I am taking a first year physics course, my calculus is really rusty and I am having a very hard time with (Potential) Gravitational Energy.
Let's consider a body of mass $m_1$ located at $r_1$ from another body with mass $m_2$. We move the body with mass $m_1$ to location $r_2$ such that $r_2 > r_1$. As far as I can tell, the work we do on $m_1$ is described by:
$$W_{r_1r_2} = \int_{r_1}^{r_2} F(r).dr=\int_{r_1}^{r_2}\frac {Gm_1m_2}{r^2}dr=-\frac {Gm_1m_2}{r} \biggr|_{r_1}^{r_2}$$
Which is:
$$\begin{equation}\tag{1}W_{r_1r_2} = Gm_1m_2 \left(\frac{-1}{r_2}-\frac{-1}{r_1}\right)=Gm_1m_2 \left(\frac{1}{r_1}-\frac{1}{r_2}\right)\end{equation}$$
Since $r_2>r_1$ then:
$$\begin{equation}\tag{2}W_{r_1r_2} > 0\end{equation}.$$
- The result (2) makes sense to me because we are doing work to move the body with mass $m_1$ away from the body with mass $m_2$. Is this correct?

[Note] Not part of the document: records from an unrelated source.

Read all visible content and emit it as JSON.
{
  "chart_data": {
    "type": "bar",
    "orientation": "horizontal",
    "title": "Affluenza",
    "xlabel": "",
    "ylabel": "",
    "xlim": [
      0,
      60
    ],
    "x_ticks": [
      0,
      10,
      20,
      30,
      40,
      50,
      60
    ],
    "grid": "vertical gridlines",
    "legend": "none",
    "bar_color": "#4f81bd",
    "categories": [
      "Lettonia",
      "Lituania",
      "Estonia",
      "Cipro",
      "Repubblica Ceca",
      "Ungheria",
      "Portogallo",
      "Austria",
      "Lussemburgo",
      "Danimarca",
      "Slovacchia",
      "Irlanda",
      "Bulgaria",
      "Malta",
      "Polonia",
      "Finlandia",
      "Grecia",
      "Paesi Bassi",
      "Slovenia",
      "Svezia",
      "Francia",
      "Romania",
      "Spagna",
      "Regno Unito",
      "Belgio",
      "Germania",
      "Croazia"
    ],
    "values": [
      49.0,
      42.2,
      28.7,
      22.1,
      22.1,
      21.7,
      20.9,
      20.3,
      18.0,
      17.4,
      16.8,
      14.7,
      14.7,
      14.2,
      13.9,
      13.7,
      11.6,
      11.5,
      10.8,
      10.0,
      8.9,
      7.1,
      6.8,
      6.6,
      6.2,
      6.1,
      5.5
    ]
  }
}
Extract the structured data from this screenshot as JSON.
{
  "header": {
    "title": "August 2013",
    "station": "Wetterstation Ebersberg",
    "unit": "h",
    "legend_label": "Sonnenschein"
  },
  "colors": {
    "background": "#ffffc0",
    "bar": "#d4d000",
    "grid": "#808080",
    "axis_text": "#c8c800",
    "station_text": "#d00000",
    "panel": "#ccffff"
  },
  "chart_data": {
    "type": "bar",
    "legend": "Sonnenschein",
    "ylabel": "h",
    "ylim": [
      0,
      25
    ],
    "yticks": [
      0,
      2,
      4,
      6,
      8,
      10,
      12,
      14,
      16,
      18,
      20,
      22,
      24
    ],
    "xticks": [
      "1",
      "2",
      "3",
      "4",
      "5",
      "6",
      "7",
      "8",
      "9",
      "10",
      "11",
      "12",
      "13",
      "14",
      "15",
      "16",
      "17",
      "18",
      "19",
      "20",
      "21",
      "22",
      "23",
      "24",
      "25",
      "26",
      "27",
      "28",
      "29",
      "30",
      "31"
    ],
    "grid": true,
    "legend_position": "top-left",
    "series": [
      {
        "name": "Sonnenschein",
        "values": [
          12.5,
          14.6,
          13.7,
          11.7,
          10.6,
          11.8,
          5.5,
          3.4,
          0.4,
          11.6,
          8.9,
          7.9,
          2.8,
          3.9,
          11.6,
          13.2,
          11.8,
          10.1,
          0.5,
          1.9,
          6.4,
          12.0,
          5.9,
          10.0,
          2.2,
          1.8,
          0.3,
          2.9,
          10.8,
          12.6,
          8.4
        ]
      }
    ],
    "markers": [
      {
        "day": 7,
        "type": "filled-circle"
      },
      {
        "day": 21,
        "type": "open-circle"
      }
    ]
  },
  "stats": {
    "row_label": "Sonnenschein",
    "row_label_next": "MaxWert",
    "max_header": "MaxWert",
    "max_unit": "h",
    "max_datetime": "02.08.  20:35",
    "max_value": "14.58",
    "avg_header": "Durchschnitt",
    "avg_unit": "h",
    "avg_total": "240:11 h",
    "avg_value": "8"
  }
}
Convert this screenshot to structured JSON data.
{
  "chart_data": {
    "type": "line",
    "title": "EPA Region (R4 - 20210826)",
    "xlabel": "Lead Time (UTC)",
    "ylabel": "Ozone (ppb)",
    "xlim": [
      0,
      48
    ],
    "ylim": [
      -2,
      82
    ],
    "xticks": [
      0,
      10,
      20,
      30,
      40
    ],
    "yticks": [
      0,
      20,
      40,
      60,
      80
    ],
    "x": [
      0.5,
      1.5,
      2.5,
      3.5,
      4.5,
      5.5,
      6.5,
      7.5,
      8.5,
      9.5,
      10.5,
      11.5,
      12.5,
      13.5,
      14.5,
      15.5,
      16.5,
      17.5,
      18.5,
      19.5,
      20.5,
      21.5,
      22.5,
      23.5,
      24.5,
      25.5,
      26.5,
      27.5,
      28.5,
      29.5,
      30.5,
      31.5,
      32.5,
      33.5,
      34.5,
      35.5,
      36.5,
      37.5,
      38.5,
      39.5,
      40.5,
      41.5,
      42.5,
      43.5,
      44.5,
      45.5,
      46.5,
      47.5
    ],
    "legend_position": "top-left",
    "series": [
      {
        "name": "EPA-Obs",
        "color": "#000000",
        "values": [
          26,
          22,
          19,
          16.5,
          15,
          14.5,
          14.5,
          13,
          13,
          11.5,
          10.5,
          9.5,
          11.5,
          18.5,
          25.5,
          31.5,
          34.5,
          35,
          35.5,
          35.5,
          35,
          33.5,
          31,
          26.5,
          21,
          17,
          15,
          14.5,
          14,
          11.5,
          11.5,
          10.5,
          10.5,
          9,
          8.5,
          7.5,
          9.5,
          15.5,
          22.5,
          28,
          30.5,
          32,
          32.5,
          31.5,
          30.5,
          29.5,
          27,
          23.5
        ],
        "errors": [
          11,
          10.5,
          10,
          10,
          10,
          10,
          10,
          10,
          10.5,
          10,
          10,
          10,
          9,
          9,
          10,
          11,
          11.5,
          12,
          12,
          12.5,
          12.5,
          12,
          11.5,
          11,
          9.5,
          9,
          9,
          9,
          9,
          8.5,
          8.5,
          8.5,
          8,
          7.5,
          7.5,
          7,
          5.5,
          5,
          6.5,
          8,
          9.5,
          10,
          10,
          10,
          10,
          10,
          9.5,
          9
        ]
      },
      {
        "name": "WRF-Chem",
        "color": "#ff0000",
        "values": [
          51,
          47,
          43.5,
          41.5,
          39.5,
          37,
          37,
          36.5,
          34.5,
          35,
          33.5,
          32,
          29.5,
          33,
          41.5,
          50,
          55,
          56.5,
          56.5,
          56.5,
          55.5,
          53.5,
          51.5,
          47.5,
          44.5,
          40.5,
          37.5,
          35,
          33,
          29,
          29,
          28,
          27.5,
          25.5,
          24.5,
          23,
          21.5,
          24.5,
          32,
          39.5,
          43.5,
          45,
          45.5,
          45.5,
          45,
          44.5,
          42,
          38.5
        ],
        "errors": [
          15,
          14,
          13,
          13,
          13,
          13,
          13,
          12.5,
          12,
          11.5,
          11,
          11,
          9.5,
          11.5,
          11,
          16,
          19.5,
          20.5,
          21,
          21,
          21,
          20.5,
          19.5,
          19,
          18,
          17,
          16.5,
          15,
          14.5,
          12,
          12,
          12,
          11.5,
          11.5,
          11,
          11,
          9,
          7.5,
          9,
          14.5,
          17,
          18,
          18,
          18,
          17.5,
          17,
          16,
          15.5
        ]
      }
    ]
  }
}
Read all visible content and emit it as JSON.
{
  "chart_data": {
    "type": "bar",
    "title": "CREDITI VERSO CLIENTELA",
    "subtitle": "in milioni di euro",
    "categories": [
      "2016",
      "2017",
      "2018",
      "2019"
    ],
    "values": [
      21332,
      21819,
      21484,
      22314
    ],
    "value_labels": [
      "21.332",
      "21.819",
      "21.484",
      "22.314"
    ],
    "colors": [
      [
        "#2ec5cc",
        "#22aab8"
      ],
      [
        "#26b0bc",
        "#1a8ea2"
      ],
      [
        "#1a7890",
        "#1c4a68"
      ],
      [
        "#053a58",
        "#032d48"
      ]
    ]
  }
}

- Is it correct to reason that the work done by the gravitational field would be $W_{g_{r_1r_2}}=-W_{r_1r_2}$ Since it is opposing the work we are doing?
- Thus the potential gravitational energy $\Delta U_g=-W_g=W_{r_1r_2}$. Is that why the gravitational potential energy is always defined as $-\frac {Gm_1m_2}{r} \biggr|_{r_1}^{r_2}$?
- If we move $m_1$ to $r_2$ such that $r_2$ is very far away (approaching infinity), then $(\frac{1}{r_2} \rightarrow 0)$ which would mean $W_{r_1\infty}=Gm_1m_2 \frac{1}{r_1}$. Is this right? I find this so counter-intuitive - although I can see from equation (1) that for any $r_2 > r_1 \rightarrow W_{r_1r_2} \leq W_{r_1\infty}$.
Before someone points it out I do not think this question is an exact duplicate of Concept of Gravitational potential energy or Is the Gravitational potential energy work done by Gravitational force or not?